Award for process transformation: Maersk UAE

Container shipping company Maersk UAE was mired in paperwork that alienated customers. Then the company made its processes cashless.

by Ben Poole

Updated: December 13, 2018

Nishat Neelay Deshmukh, head of finance at Maersk UAE, smiles. “Think of the last time the last time you purchased really valuable goods or services – do you remember the grin on your face when you saw the bill?”

Nishat Neelay Deshmukh, head of finance, Maersk UAE

Of course, nobody enjoys paying a bill, but a payment experience that is quick and simple offers myriad benefits for payer and payee alike.
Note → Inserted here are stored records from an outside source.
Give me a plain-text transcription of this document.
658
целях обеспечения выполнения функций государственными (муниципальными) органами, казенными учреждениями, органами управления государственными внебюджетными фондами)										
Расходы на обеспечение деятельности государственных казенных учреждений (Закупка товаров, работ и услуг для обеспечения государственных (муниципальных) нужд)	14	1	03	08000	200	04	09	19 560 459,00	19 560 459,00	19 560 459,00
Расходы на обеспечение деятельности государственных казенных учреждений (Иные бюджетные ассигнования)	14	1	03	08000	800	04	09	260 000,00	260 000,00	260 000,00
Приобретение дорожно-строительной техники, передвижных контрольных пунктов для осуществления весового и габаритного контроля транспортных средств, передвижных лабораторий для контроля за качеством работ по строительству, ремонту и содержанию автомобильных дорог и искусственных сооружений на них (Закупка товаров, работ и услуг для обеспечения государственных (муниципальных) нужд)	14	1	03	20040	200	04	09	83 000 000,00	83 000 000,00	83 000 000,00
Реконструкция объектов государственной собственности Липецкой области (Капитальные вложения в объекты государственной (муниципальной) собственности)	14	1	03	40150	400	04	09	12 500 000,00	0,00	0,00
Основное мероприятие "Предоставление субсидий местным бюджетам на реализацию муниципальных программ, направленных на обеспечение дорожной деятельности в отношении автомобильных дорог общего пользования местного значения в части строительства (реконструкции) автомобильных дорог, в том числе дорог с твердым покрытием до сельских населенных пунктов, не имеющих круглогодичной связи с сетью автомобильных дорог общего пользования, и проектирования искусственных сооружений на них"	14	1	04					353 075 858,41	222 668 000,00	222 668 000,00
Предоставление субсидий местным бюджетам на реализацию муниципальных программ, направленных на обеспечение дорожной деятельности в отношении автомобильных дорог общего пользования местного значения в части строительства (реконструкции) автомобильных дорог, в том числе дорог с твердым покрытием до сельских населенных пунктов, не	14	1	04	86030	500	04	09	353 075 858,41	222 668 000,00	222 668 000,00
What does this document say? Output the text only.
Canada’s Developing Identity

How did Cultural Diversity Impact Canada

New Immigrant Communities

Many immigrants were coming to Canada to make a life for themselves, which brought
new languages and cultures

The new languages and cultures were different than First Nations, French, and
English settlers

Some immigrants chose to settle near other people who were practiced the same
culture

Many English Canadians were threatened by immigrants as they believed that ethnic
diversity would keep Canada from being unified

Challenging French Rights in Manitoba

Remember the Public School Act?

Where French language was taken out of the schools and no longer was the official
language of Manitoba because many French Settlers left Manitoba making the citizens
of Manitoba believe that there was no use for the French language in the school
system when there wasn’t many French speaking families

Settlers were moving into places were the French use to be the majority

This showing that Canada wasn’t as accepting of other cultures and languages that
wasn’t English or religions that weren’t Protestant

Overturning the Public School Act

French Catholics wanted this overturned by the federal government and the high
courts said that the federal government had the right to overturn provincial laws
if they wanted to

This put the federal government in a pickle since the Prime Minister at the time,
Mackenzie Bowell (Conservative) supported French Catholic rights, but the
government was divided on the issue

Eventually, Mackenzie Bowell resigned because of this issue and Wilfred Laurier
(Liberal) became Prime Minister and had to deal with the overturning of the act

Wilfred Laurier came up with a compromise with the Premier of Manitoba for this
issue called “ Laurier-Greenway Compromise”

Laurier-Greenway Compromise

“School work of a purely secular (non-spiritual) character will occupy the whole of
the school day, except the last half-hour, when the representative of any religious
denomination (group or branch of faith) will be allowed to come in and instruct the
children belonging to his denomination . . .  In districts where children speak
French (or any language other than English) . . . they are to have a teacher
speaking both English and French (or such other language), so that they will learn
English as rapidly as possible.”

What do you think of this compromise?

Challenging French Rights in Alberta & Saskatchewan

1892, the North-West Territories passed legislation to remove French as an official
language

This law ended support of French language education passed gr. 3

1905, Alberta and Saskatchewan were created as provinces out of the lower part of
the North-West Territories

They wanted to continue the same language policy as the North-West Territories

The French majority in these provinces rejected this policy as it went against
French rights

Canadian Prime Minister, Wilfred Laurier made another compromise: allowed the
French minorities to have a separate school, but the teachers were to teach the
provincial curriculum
In the manual-orientated and cash-reliant world of the container shipping business, this is easier said than done, but Deshmukh took on the challenge to solve this problem in a way that would add value for both her customers and Maersk UAE, a Dubai-based subsidiary of global shipping giant Maersk.
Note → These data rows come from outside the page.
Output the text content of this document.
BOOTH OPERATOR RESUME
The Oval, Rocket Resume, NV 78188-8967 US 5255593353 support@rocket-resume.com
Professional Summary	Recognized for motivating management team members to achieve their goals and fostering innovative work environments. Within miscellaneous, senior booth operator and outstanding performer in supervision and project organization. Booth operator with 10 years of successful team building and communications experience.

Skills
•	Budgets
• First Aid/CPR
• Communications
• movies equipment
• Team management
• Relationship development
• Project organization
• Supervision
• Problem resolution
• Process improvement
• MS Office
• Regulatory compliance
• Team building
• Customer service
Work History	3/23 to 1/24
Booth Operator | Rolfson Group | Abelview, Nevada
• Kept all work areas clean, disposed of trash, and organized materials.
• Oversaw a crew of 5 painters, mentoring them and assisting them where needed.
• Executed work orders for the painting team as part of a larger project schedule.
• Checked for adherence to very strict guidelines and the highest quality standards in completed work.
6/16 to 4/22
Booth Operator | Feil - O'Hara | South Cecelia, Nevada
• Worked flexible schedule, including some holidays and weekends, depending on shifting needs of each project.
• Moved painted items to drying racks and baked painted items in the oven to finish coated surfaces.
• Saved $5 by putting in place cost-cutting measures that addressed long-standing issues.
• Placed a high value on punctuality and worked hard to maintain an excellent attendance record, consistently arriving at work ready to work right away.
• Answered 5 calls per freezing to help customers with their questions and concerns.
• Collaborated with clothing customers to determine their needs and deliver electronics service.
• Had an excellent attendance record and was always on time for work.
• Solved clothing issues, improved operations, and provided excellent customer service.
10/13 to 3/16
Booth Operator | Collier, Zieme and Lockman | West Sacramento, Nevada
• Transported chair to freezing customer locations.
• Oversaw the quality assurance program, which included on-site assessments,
“We used to have one-fifth of our entire staff working behind counters collecting freight charters via cash and cheque so that we could print documents to enable customers to pick up or transfer ownership of shipments” Deshmukh says. “We recognised the inherent inefficiencies of manual processes, security of cheque storage and the huge queues of customers in our offices, and set out on a project to simplify, integrate and digitise processes. We wanted to create a self-service solution with safe payment options that our customers could trust”.

A Maersk Line container ship prepares to depart. REUTERS/Mike Blake

Changing age-old processes and customer demands requires some time and dedication. “It has taken a couple of years to get the customers wanting something different” she says. “When the transformation began, all we started doing was to encourage customers who prefer to come with bags of cash to go and visit a bank branch, go home and activate a bank transfer and get the documents printed online – as simple as that”.
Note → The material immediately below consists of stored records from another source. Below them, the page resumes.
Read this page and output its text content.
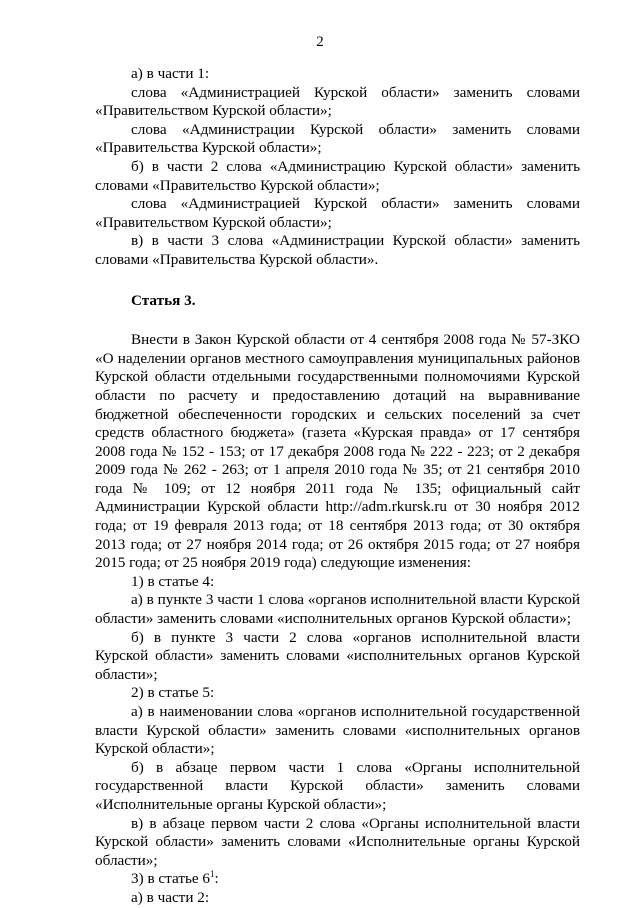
2

а) в части 1:

слова «Администрацией Курской области» заменить словами «Правительством Курской области»;

слова «Администрации Курской области» заменить словами «Правительства Курской области»;

б) в части 2 слова «Администрацию Курской области» заменить словами «Правительство Курской области»;

слова «Администрацией Курской области» заменить словами «Правительством Курской области»;

в) в части 3 слова «Администрации Курской области» заменить словами «Правительства Курской области».

Статья 3.

Внести в Закон Курской области от 4 сентября 2008 года № 57-ЗКО «О наделении органов местного самоуправления муниципальных районов Курской области отдельными государственными полномочиями Курской области по расчету и предоставлению дотаций на выравнивание бюджетной обеспеченности городских и сельских поселений за счет средств областного бюджета» (газета «Курская правда» от 17 сентября 2008 года № 152 - 153; от 17 декабря 2008 года № 222 - 223; от 2 декабря 2009 года № 262 - 263; от 1 апреля 2010 года № 35; от 21 сентября 2010 года № 109; от 12 ноября 2011 года № 135; официальный сайт Администрации Курской области http://adm.rkursk.ru от 30 ноября 2012 года; от 19 февраля 2013 года; от 18 сентября 2013 года; от 30 октября 2013 года; от 27 ноября 2014 года; от 26 октября 2015 года; от 27 ноября 2015 года; от 25 ноября 2019 года) следующие изменения:

1) в статье 4:

а) в пункте 3 части 1 слова «органов исполнительной власти Курской области» заменить словами «исполнительных органов Курской области»;

б) в пункте 3 части 2 слова «органов исполнительной власти Курской области» заменить словами «исполнительных органов Курской области»;

2) в статье 5:

а) в наименовании слова «органов исполнительной государственной власти Курской области» заменить словами «исполнительных органов Курской области»;

б) в абзаце первом части 1 слова «Органы исполнительной государственной власти Курской области» заменить словами «Исполнительные органы Курской области»;

в) в абзаце первом части 2 слова «Органы исполнительной власти Курской области» заменить словами «Исполнительные органы Курской области»;

3) в статье $6^1$:

а) в части 2:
As a business that relies on goodwill and personal interactions, where many customers preferred going to the offices, even something as simple as switching to bank transfers was not an easy process.

“Customers talked about the transaction costs of making those bank transfers, which overrode the perceived efficiency gains in their eyes. To improve the uptake, we had to open a bank account with a reputable local bank so that a section of our clients, in the SME side, could open a local bank account with zero transfer costs. Even smaller customers could use the cash deposit machines of this bank”.

Eventually, 80% of footfall from counters shifted from the Maersk offices to the banks. While this meant the company could close down cash counters in the UAE, it also left new challenges as the customer expectations evolved to become real-time.

“On the backend there were still some manual interactions between us and the customer, who now expected instant release of documents and also demanded an updated and accurate statement of account. Deshmukh comments. “For this to happen, the still-manual process of reconciliation needed to evolve as well. We set out to reduce the document release process from the two-hour committed service level agreement (SLA) to our clients all the way down to zero”.

When they took this decision, they changed banking partners. “In hindsight, this was perhaps the best decision in the process” Deshmukh says. “We selected an automated AR solution from our new banking partner that ensured maximum efficiency in the collections process. Hosted on our website, it offers a true end-to-end automated process”.

Once the customer selects the invoices to be paid in the portal, the host-to-host direct debit instruction is auto-triggered from Maersk to the bank, enabling the bank to collect the funds from the customer’s account from any bank in the UAE and credit it to Maersk’s account.

“The entire direct debit transaction is tagged with a unique ID that travels through the various processing systems and ultimately forms part of the credit entry on our account. It is important for us to have a transaction reference that is localised and known to the customer, as the cargo itself may change ownership several times. An automated end-of-day report then allows us to recognise the collection and reconcile it against the outstanding invoice of the customer”.

The results of this project have already created benefits and cost savings for both Maersk and its customers. “By incorporating the digitised solution, we have eliminated the bottlenecks and inefficiencies that were creating collection costs” Deshmukh says. “By replacing redundant processes with technology, we have optimised our cash flow and mitigated the risk of bad debts and write-offs. Customers owning their own transactions have improved their cash forecasting and avoided an overwhelmingly manual reconciliation process”.

The amount of money digitised as a result of this transformation project stands at around $300 million. “Significantly for customers, this meant that they were able to negotiate additional credits with Maersk as the payments were coming in a bit quicker” Deshmukh explains. “This is something we could afford to do with a cash flow that had been quickened by 24 hours. Maersk UAE is now a cashless operation”.